The plan to live in a Kyoto monastery for a year and write about the experience lasted all of one week – “it was too similar to the English boarding school”. Fortunately, the arrangement with Time lasted 14 years. He moved out of the monastery and into a small single room.
“No toilet, no telephone, no visible bed. So, the part of me that was drawn to a simple life was genuine, it was just that the monastery wasn’t the place for me then,” says Iyer.
The monastery would, however, become a recurring theme in his life. But before we get to that there’s a love story. During his third week in Japan, he visited a temple in southern Kyoto where a Zen master was being initiated. There he met a young mother of two.
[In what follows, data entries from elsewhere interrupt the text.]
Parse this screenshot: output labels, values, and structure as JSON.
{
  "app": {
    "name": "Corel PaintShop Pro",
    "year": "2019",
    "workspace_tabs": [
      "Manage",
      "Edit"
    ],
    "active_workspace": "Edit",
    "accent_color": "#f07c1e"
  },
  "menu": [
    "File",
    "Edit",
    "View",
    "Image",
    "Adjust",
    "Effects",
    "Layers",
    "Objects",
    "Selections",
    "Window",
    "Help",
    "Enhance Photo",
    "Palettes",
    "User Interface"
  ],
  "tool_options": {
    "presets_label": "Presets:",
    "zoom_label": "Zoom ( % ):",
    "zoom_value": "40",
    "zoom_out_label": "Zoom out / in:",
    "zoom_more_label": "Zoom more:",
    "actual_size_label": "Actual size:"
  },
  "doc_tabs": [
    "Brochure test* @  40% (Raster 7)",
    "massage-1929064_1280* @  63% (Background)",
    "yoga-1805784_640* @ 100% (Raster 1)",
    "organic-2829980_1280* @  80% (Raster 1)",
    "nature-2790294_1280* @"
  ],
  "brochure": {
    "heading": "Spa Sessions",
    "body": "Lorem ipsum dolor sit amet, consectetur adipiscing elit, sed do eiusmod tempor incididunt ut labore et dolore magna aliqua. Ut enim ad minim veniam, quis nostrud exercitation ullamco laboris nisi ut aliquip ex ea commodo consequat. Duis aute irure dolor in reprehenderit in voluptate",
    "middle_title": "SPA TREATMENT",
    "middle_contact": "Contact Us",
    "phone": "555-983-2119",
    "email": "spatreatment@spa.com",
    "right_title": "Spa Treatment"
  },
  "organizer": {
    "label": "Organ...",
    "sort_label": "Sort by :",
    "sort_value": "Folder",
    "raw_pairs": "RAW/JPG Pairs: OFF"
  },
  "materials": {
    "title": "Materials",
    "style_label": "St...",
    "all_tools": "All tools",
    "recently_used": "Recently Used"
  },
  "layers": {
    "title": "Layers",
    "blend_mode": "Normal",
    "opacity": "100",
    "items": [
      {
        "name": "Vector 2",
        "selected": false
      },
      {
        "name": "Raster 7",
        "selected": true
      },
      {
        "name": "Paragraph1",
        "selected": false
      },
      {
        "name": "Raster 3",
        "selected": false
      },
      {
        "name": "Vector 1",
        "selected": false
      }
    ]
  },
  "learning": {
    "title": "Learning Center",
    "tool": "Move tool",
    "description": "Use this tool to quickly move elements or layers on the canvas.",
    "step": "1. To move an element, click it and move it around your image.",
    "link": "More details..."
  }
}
They made conversation as far as possible – “with my limited Japanese and her limited English” – and discovered they were the same age and were both fans of Bruce Springsteen and Audrey Hepburn. She invited him to her daughter’s fifth birthday party five days later and the rest, as they say, is history.
“My monastic year, for which I was contracted to write this book, turned into this very different year of watching this woman who had barely been out of Kyoto and never been on a plane, completely transform her life as dramatically as Japan changed its life at the end of World War II,” says Iyer.
A year after they met, Hiroko walked out on her marriage, taking her two children. During that year, Iyer wrote the book he says he gets asked about most often, The Lady and the Monk (1991), about his year in Kyoto – the “lady” being Hiroko and he being the “monk”. The romance is subtly told and the reader doesn’t learn about Hiroko’s divorce – “a very brave and rare thing to do in 1988”.
For the past 27 years, Iyer and his wife have lived in the same small, two-room rented flat in a suburb of Nara, the ancient capital. Iyer would be content spending all his time writing here, with occasional trips to see his elderly mother in Santa Barbara, but work means he’s on the road a lot. With three books coming out this year, he has essentially been travelling for eight months.
“My longing is to sit still, and the reality is quite the other. In the first nine months of this year I’ll have taken 58 flights. And this year I’ll stay in at least 38 hotels,” he says.
When TED Talks began its publishing arm in 2014, a savvy editor asked him to write a book about going nowhere, The Art of Stillness. Considering his attraction to monasteries and the fact he spends part of each year in a Benedictine hermitage in California, it’s surprising to hear that Iyer doesn’t meditate. That said, his wife thinks all those hours spent in silence at his desk are a form of meditation.Iyer will talk about stillness at the Hong Kong Literary Festival. He will also be speaking about Japan because his new books include Japan: Autumn Light: Season of Fire and Farewells – “I spent 16 years trying to distil my whole life in Japan into a thin, haiku-like book” – and its companion piece, A Beginner’s Guide to Japan: Observations and Provocations.
This year’s festival, which runs from November 1 to 10, will feature 41 international authors and 24 local authors. Other writers to look out for include British novelist John Lanchester, Irish writer John Boyne, Australian writer Markus Zusak and Canadian artist Renee Nault, who adapted Margaret Atwood’s 1985 classic The Handmaid’s Tale into a graphic novel.